05.11.2024
I due volti dell’America andranno a votare oggi, dopo una campagna elettorale considerata la più costosa della storia USA, segnata dal clamoroso cambio in corsa tra Joe Biden e Harris. Vincerà Kamala che rappresenta l’America multietnica e diversa, o Trump che rimpiange il tempo in cui c’erano solo i bianchi? È ancora impossibile dirlo.
Il 5 novembre è arrivato. La lunga corsa verso le presidenziali americane 2024 è finita. Nel giro di poche ore, si sarà stata l’apertura dei seggi, prima sulla costa atlantica e poi gradualmente a ovest, verso il Pacifico. I sondaggi, che fotografano un Paese spaccato a metà a livello nazionale, rendono l’attesa dei risultati ancora più ansiosa del solito. Vincerà la democratica Kamala Harris, attuale vicepresidente, o il repubblicano Donald Trump, alla ricerca di una clamorosa rivincita dopo la mai digerita sconfitta del 2020? Dopo la campagna elettorale più costosa della storia USA, segnata dal clamoroso cambio in corsa tra Joe Biden e Harris, è impossibile dirlo.
La spaccatura è solo in parte legata al diverso carattere dei due contendenti. Harris è giovane e allegra (per qualcuno anche troppo), Trump anziano e arrabbiato (cosa che a qualcuno piace). Harris rappresenta l’America multietnica e diversa che bussa alla porta, Trump quella che rimpiange il tempo in cui c’erano (o almeno comandavano) solo i bianchi. E ancora Harris è californiana e funzionario pubblico, Trump newyorchese (in esilio) e imprenditore con una storia piuttosto contraddittoria. In un anno normale, forse questo sarebbe bastato a decidere.

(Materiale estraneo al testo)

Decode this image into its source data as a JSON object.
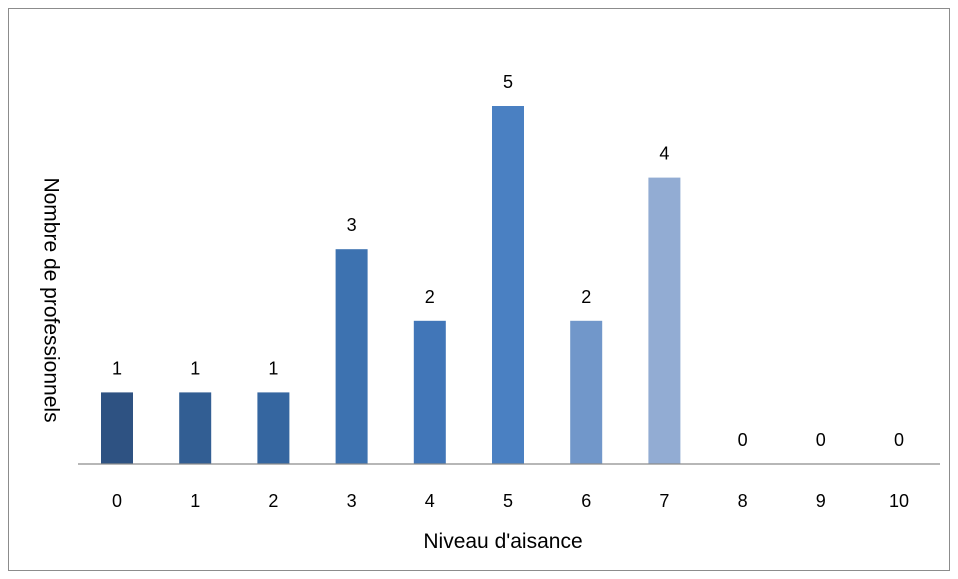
{
  "chart_data": {
    "type": "bar",
    "categories": [
      "0",
      "1",
      "2",
      "3",
      "4",
      "5",
      "6",
      "7",
      "8",
      "9",
      "10"
    ],
    "values": [
      1,
      1,
      1,
      3,
      2,
      5,
      2,
      4,
      0,
      0,
      0
    ],
    "data_labels": [
      "1",
      "1",
      "1",
      "3",
      "2",
      "5",
      "2",
      "4",
      "0",
      "0",
      "0"
    ],
    "bar_colors": [
      "#2e5282",
      "#325e93",
      "#3566a0",
      "#3d72b0",
      "#4176b8",
      "#4a80c2",
      "#7197ca",
      "#92acd3",
      "#a7bedd",
      "#b9cbe4",
      "#c7d5ea"
    ],
    "title": "",
    "xlabel": "Niveau d'aisance",
    "ylabel": "Nombre de professionnels",
    "ylim": [
      0,
      5
    ],
    "grid": false,
    "legend": "none",
    "axis_color": "#8c8c8c"
  }
}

Oggi, gli USA sono però spaccati a metà in termini perlopiù ideologici o addirittura identitari. Più che i programmi concreti, relegati in terzo piano, si combatte sulla visione dell’America e del suo ruolo nel mondo. Per Trump, la ricerca della grandezza si traduce in un sostanziale isolazionismo; per Harris, nel mantenere ruolo di riferimento in un mondo in trasformazione, con tutte le difficoltà che ciò comporta. Trump guarda, con pragmatismo che confina con il cinismo, agli accordi con gli autocrati in nome della stabilità; Harris crede ancora nel sempre più fragile multilateralismo.
Su questo gli americani stanno votando da tempo. Se l’apertura dei seggi è stata programmata solo martedì 5 novembre mattina, quasi ovunque è stato possibile votare per posta o “in anticipo”, depositando la scheda nelle urne già predisposte negli uffici pubblici. Sono stati 75 milioni i cittadini che ne hanno approfittato. Di solito, l’alta affluenza premia i democratici, ma questa volta il clima di battaglia culturale potrebbe giocare a favore dei repubblicani.
Pur trattandosi di un voto interno, il peso oggettivo degli USA sulla scena mondiale lo rende in un certo senso il “voto più importante del mondo”. Proprio per questo, chiunque vinca, l’aspetto cruciale sarà forse quello dell’accettazione o meno del risultato. Il rifiuto di ammettere la sconfitta – come Trump non fece nel 2020 – potrebbe infatti tradursi nel rapido passaggio dalla guerra legale, con ricorsi e controricorsi, agli scontri armati. Su X corre già la notizia che su Telegram gruppi armati repubblicani starebbero organizzando proteste contro i presunti brogli. Se fosse vero, la prima vittima sarebbe la democrazia americana: forse il più bel regalo per i MASA, i Make America Small At last (Rendete Finalmente Piccola l’America). È per questo che le prossime 24-72 ore avranno un’importanza fondamentale per il mondo intero. Anche chi non ama particolarmente gli USA trema al pensiero della lotta senza quartiere che si scatenerebbe per occuparne il posto sulla scena mondiale.
Che vinca il migliore, o almeno il meno peggio, e che l’altro accetti il risultato serenamente.